The doctors examined and talked to him for an hour, asking him his entire history, and then did extremely thorough bloodwork. His blood showed he had three bands of Lyme disease (not enough to score “positive” on a standard Lyme disease test, but three more bands than you should have!) as well as another tick-borne co-infection. They treated him with a series of antifungal, antiviral, herbal, and antibiotic medications. He got worse from the buildup of dying bacteria in his blood – called a Herxheimer reaction – before he got better.
By the end of spring Tom was finally much, much better. He felt so good, and the knee that supposedly required surgery felt brand new! This leads us to believe he’d unknowingly had Lyme disease for years, despite dozens of negative test results. He continues to take supplements and occasionally herbs to maintain his health.

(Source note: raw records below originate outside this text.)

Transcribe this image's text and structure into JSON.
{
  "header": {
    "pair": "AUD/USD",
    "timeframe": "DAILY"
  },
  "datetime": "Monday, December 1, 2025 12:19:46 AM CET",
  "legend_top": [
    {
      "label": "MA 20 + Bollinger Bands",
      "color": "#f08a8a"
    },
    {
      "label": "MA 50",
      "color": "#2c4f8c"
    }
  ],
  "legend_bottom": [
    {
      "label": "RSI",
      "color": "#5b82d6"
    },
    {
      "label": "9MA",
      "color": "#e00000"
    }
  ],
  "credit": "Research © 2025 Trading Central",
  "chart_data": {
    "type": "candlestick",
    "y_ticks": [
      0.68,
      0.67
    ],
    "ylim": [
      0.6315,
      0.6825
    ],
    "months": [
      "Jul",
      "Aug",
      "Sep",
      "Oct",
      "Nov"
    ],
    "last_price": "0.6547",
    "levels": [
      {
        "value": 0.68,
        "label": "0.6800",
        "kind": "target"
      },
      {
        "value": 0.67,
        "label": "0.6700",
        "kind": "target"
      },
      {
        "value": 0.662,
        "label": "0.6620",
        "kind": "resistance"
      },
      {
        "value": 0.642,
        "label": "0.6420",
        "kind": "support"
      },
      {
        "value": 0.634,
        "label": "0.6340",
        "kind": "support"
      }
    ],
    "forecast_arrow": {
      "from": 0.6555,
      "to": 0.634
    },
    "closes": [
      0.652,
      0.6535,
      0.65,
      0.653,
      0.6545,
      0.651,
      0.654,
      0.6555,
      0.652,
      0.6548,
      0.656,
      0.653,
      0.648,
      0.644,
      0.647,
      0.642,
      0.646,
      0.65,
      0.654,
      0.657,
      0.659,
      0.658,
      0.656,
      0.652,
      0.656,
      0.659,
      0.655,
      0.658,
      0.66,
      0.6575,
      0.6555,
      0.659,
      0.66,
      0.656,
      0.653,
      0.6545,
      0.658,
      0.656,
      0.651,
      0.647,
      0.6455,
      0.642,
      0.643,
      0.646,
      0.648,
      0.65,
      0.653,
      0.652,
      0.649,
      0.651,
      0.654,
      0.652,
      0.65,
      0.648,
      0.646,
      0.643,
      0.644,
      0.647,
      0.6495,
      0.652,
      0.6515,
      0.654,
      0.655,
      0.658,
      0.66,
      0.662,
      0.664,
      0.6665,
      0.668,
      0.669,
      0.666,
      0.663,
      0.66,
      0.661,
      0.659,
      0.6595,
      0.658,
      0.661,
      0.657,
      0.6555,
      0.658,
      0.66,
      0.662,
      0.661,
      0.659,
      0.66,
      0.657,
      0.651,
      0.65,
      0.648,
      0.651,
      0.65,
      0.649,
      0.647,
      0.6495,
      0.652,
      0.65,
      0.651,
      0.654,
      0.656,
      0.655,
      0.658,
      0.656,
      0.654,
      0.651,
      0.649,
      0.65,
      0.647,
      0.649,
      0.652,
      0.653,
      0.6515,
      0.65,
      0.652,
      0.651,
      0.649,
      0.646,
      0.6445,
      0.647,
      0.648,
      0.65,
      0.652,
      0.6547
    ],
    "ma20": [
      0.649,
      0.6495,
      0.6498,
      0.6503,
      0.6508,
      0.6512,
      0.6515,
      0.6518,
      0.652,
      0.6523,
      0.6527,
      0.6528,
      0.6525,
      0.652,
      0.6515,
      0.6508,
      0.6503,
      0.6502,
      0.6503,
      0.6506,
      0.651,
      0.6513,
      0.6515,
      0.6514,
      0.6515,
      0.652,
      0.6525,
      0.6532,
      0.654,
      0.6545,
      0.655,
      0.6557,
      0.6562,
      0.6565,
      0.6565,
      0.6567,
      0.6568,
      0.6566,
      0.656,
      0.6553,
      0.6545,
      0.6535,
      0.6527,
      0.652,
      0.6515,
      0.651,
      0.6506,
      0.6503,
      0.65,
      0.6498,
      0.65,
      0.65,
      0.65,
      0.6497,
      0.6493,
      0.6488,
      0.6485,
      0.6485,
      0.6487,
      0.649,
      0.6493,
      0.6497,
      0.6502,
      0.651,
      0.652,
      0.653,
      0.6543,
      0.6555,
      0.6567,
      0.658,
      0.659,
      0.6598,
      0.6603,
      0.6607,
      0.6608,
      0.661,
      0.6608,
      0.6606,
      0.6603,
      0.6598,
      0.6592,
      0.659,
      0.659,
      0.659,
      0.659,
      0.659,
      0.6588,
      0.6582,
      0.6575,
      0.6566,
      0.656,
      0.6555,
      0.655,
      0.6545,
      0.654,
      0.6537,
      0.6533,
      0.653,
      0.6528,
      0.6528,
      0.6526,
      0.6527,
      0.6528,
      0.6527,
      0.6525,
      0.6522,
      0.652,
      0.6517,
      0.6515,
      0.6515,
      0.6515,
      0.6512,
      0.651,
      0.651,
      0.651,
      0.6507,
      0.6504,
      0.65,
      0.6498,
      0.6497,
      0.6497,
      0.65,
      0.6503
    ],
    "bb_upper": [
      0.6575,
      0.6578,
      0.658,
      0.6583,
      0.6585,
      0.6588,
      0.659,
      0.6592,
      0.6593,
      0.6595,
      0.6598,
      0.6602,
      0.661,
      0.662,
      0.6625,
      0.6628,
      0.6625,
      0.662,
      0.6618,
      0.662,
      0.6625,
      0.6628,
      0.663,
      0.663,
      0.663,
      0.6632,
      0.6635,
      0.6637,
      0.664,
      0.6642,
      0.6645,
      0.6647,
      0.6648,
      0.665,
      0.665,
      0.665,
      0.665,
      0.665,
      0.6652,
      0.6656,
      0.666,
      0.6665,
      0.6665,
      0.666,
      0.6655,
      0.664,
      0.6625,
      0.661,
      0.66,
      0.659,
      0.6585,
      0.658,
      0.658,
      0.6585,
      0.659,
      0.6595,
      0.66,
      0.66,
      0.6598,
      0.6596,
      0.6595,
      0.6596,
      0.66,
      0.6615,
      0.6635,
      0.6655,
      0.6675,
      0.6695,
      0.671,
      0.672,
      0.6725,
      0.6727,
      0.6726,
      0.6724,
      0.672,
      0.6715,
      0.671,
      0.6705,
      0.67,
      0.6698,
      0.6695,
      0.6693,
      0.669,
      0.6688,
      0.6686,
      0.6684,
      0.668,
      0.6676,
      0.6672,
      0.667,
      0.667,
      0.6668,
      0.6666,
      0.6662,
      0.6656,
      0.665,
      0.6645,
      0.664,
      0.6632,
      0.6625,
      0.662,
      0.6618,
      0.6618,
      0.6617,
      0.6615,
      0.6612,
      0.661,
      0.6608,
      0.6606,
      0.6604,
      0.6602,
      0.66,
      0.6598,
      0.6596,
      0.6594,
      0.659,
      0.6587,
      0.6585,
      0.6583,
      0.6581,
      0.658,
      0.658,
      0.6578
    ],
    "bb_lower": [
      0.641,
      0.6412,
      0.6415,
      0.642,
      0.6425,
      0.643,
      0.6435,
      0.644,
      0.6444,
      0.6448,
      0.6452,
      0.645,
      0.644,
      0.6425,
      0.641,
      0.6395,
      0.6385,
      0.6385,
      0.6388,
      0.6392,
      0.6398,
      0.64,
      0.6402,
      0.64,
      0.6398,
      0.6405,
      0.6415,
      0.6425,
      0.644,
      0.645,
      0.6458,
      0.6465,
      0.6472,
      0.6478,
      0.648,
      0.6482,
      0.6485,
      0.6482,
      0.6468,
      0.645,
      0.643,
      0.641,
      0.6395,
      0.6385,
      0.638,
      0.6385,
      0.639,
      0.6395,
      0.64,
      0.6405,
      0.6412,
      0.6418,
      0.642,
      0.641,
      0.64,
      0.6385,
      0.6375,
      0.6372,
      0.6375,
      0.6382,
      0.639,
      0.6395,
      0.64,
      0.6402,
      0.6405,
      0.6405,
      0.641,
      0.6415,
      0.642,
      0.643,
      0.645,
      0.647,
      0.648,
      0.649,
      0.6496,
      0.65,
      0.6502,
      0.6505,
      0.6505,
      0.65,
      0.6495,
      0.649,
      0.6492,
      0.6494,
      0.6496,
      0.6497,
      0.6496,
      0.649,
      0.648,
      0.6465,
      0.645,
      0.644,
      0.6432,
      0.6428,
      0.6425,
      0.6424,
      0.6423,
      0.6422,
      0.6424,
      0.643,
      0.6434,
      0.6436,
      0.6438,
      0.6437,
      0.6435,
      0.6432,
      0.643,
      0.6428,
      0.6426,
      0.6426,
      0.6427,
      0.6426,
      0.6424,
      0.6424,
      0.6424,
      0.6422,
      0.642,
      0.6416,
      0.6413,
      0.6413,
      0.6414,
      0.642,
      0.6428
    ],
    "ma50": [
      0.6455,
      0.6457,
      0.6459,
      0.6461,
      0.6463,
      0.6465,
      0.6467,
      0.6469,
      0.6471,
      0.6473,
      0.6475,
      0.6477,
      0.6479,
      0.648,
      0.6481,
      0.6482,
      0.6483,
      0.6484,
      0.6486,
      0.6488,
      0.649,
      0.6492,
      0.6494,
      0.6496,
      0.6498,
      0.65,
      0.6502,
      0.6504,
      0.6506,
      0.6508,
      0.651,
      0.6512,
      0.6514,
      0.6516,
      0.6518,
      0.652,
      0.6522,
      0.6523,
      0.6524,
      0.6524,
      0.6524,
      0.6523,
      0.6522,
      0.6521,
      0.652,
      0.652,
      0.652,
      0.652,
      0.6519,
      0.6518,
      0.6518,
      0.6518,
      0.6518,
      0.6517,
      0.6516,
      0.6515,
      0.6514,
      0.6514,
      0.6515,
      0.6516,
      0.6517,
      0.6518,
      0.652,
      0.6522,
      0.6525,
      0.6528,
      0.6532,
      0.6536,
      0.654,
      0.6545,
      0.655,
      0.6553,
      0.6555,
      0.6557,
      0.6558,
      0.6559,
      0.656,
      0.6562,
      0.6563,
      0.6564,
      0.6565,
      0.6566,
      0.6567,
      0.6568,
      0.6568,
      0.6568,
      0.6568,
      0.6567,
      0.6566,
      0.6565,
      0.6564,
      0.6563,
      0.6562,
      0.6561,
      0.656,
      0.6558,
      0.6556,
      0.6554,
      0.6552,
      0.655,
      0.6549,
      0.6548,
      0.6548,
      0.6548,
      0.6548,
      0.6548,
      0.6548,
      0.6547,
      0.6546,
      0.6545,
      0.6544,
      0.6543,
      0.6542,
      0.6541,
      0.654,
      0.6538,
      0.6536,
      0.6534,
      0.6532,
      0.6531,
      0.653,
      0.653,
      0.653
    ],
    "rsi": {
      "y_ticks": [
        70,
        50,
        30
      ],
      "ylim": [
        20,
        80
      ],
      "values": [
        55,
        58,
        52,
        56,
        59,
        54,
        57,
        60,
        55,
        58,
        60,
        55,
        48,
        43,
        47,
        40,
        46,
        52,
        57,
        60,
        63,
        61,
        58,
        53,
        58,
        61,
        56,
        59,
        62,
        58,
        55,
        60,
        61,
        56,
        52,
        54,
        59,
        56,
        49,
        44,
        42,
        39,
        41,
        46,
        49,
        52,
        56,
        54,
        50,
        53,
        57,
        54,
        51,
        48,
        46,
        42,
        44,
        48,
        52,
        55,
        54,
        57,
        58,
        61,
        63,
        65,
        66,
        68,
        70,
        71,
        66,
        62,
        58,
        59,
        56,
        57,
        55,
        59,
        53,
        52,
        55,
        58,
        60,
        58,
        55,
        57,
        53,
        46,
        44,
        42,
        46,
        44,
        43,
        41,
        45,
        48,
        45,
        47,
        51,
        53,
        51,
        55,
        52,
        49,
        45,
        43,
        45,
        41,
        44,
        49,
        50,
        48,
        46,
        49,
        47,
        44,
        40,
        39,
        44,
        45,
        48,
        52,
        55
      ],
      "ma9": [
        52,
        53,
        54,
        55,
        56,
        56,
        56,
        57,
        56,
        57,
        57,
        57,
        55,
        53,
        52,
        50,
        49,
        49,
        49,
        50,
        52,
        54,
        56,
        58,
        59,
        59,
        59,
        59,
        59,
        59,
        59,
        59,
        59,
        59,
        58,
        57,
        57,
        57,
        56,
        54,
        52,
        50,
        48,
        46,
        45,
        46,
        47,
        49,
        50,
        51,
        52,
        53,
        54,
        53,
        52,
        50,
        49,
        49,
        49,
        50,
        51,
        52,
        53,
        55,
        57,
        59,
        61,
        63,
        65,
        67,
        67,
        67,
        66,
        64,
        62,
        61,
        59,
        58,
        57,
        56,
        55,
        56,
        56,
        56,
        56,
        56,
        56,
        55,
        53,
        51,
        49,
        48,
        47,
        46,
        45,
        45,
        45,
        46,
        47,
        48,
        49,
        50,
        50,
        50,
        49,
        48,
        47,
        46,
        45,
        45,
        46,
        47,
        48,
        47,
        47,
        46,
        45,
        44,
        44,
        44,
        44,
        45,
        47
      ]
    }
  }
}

Because the disease went without proper treatment (a course of doxycycline less than 3 weeks usually doesn’t do the trick, despite what most doctors say) for months or possibly many years, Tom’s symptoms do recur. He had another bout with symptoms again this past summer. The doctors are good at monitoring his blood, and he is down to one band of Lyme. Thankfully some antibiotics usually knock the symptoms down, but the Lyme disease will probably never be gone.
Get yourself treated ASAP
We have seen how Lyme disease and other tick-borne illnesses affect people other than Tom as well. The symptoms vary from person to person and range in severity from one minute to the next. My very strong advice is —
• if you have ANY suspicion of Lyme disease, or
• if you’ve ever had Lyme disease and now have a nagging symptom, or
FIND A LYME-LITERATE DOCTOR (a physician who is familiar with the vast range of symptoms that may indicate infection at various stages of the disease) and get CHECKED OUT ASAP. Time is ticking (intentional bad pun)! In our area the Lyme Disease Association of Delmarva has a great amount of information, and an internet search should be able to help you locate resources in your area. We wish you the best. Please feel free to share any Lyme experiences you’ve had, though it is our sincere hope that you never have any Lyme experiences!